Genome editing is transforming bioscience research, but its application to non-model organisms, such as farmed animal species, requires optimisation. Salmonids are the most important aquaculture species by value, and improving genetic resistance to infectious disease is a major goal. However, use of genome editing to evaluate putative disease resistance genes in cell lines, and the use of genome-wide CRISPR screens is currently limited by a lack of available tools and techniques. In the current study, we developed an optimised protocol using lentivirus transduction for efficient integration of constructs into the genome of a Chinook salmon (Oncorhynchus tshwaytcha) cell line (CHSE-214).

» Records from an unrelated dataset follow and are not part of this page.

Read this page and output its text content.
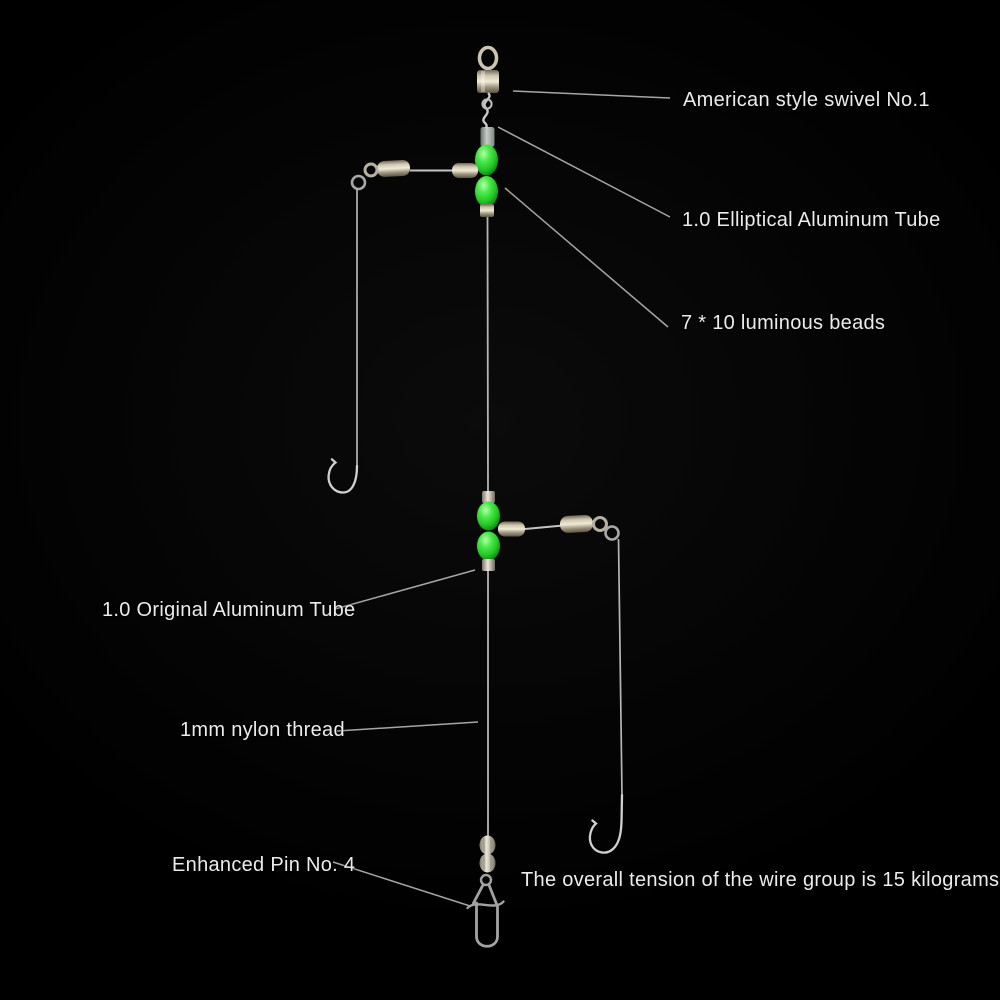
American style swivel No.1
1.0 Elliptical Aluminum Tube
7 * 10 luminous beads
1.0 Original Aluminum Tube
1mm nylon thread
Enhanced Pin No. 4
The overall tension of the wire group is 15 kilograms
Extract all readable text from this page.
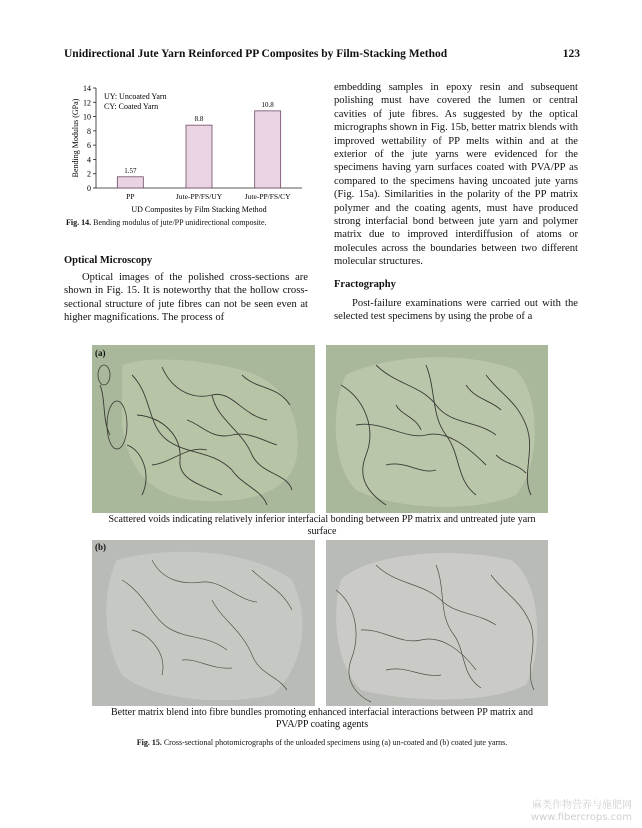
Unidirectional Jute Yarn Reinforced PP Composites by Film-Stacking Method	123
Bending Modulus (GPa)
UY: Uncoated Yarn
CY: Coated Yarn
UD Composites by Film Stacking Method
0
2
4
6
8
10
12
14
1.57
PP
8.8
Jute-PP/FS/UY
10.8
Jute-PP/FS/CY
Fig. 14. Bending modulus of jute/PP unidirectional composite.
Optical Microscopy
Optical images of the polished cross-sections are shown in Fig. 15. It is noteworthy that the hollow cross-sectional structure of jute fibres can not be seen even at higher magnifications. The process of
embedding samples in epoxy resin and subsequent polishing must have covered the lumen or central cavities of jute fibres. As suggested by the optical micrographs shown in Fig. 15b, better matrix blends with improved wettability of PP melts within and at the exterior of the jute yarns were evidenced for the specimens having yarn surfaces coated with PVA/PP as compared to the specimens having uncoated jute yarns (Fig. 15a). Similarities in the polarity of the PP matrix polymer and the coating agents, must have produced strong interfacial bond between jute yarn and polymer matrix due to improved interdiffusion of atoms or molecules across the boundaries between two different molecular structures.
Fractography
Post-failure examinations were carried out with the selected test specimens by using the probe of a
(a)
Scattered voids indicating relatively inferior interfacial bonding between PP matrix and untreated jute yarn surface
(b)
Better matrix blend into fibre bundles promoting enhanced interfacial interactions between PP matrix and PVA/PP coating agents
Fig. 15. Cross-sectional photomicrographs of the unloaded specimens using (a) un-coated and (b) coated jute yarns.
麻类作物营养与施肥网
www.fibercrops.com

As proof-of-principle, two target genes were edited with high efficiency in an EGFP-Cas9 stable CHSE cell line; specifically, the exogenous, integrated EGFP and the endogenous RIG-I locus. Finally, the effective use of antibiotic selection to enrich the successfully edited targeted population was demonstrated. The optimised lentiviral-mediated CRISPR method reported here increases possibilities for efficient genome editing in salmonid cells, in particular for future applications of genome-wide CRISPR screens for disease resistance.

中文翻译：

---

使用慢病毒传递系统对鲑鱼细胞系进行高效 CRISPR/Cas9 基因组编辑。


基因组编辑正在改变生物科学研究，但其在非模型生物（例如养殖动物物种）中的应用需要优化。鲑鱼是最重要的水产养殖品种，提高对传染病的遗传抵抗力是一个主要目标。然而，使用基因组编辑来评估细胞系中假定的抗病基因，以及使用全基因组 CRISPR 筛选目前由于缺乏可用的工具和技术而受到限制。在当前的研究中，我们开发了一种使用慢病毒转导的优化方案，将构建体有效整合到奇努克鲑鱼（Oncorhynchus tshwaytcha）细胞系（CHSE-214）的基因组中。作为原理验证，两个目标基因在 EGFP-Cas9 稳定的 CHSE 细胞系中得到了高效编辑；具体来说，外源整合的 EGFP 和内源 RIG-I 基因座。最后，证明了有效使用抗生素选择来丰富已成功编辑的目标人群。本文报道的优化的慢病毒介导的 CRISPR 方法增加了在鲑鱼细胞中进行有效基因组编辑的可能性，特别是对于未来应用全基因组 CRISPR 筛选抗病性。